Baseball's Jackie Robinson Celebration.



Baseball gets one right with the Jackie Robinson celebration this weekend. But they have some ground to make up in following up on his legacy. It's great to see players from all over the world playing in the major leagues. I would love to see baseball build upon the the success of the World Baseball Classic with an eventual meeting of the champions of MLB and the Japanese professional league.

However, baseball needs to reverse the trend that shows the number of blacks participating in professional baseball dropping from 19% in 1995 to 8.5% today.

It seems like in the early 1990's, baseball was beginning to get the type of athlete that was being lost to other sports in the past. Bo Jackson, Deon Sanders and Kenny Lofton are a couple of prominent examples that come to mind. Heck, we even had Michael Jordan come over from basketball in his prime.

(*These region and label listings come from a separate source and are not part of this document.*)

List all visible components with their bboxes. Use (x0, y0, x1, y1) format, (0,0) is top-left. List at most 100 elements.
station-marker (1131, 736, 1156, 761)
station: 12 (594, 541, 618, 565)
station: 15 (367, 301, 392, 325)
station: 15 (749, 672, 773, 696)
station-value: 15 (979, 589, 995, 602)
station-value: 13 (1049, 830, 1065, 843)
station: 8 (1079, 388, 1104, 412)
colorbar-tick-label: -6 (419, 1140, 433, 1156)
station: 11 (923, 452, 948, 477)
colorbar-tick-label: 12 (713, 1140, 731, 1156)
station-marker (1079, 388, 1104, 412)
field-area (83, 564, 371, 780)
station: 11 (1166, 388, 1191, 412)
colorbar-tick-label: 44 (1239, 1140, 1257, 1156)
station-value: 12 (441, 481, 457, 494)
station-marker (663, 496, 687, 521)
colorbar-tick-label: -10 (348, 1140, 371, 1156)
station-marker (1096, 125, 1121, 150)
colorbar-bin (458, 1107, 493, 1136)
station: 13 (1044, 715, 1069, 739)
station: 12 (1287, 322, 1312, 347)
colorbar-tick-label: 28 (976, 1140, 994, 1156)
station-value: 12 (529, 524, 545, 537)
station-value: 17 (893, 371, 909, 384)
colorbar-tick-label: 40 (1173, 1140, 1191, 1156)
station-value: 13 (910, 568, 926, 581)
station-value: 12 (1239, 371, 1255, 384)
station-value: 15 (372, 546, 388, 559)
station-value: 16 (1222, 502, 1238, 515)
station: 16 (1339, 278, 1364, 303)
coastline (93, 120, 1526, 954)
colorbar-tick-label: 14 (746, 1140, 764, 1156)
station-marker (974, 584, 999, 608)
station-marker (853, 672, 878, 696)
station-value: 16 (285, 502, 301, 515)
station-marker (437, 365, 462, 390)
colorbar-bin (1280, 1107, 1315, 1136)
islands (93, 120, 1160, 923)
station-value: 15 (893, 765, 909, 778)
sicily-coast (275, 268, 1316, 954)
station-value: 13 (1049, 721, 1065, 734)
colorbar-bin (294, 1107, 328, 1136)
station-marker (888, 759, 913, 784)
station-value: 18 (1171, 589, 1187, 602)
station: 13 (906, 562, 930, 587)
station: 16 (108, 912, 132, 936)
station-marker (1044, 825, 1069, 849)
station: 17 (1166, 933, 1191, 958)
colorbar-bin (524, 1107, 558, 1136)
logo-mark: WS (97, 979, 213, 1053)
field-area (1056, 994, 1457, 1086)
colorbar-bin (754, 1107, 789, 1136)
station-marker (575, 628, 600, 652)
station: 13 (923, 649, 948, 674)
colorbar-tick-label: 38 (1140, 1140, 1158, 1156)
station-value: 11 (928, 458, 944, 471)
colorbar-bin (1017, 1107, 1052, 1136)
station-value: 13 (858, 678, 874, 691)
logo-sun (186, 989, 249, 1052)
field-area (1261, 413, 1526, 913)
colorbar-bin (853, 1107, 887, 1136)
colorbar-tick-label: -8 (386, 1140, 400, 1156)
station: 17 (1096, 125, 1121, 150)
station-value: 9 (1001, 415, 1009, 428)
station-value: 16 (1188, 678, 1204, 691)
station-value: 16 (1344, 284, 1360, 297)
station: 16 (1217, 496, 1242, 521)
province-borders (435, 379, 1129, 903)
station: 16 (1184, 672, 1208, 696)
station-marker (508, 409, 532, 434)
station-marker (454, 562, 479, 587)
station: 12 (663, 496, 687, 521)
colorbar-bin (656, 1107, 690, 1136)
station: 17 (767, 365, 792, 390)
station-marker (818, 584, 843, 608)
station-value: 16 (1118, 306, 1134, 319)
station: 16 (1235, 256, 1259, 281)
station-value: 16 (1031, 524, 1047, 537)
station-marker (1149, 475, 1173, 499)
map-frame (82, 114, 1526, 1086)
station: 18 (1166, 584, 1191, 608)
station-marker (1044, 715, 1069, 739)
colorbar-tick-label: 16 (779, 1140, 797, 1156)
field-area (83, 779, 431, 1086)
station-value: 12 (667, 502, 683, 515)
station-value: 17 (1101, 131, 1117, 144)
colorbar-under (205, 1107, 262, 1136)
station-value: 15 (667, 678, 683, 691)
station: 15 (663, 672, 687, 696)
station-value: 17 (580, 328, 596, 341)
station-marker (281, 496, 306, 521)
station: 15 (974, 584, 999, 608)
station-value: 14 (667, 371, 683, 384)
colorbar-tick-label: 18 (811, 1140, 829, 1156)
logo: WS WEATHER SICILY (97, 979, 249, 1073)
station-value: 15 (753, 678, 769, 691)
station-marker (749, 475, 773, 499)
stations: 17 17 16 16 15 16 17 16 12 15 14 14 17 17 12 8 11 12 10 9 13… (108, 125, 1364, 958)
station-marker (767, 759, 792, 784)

But somewhere around that time it seemed like we began losing a generation of African-American athletes at both the major league level and the youth levels. Baseball wasn't cool anymore, we're told. But when was it ever considered cool or exciting?

It seems almost as if when the rest of the nation was embracing the excitement of the Long-Ball Era, and that's what I'm going to refer to it as, not the Steroid Era, that blacks in America began turning away from the sport.

I'm not sure if it has to do with the fact that baseball has it's old-school traditions that don't allow for as much individual expression as the NBA and NFL.

It seems like the Cartlon Fisk v. Deon Sanders batters box confrontation or the Buck Showalter v. Ken Griffey Jr. confrontations regarding wearing the hat backwards during BP didn't have more to do with the declining numbers than most of us are willing to admit.

Can you imagine Deon high-stepping into home after a home-run? I thought that you could. Now could you imagine what might happen afterwards? I knew that you could do that as well? And so did Deon, and if he couldn't there was Carlton Fisk to tell him.

I still think the NFL and NBA do a better job promoting their stars and teams, although MLB is catching up in marketing savvy.

I'm glad to see baseball give America, both Black and White America, an opportunity to celebrate the courage, strength and dignity of a man who did as much or more to promote opportunity and racial equality and harmony in a positive way as virtually any man in the history of this country. It is in many ways difficult to imagine how much different all of our lives would be had this social experiment failed.

It's a vivid reminder of how the crucible of sports can affect and reflect who we are and where we are going as a society. For the sake of the memory of Jackie Robinson as well as baseball's prominence and position on the American sports scene, we have to do better in the future.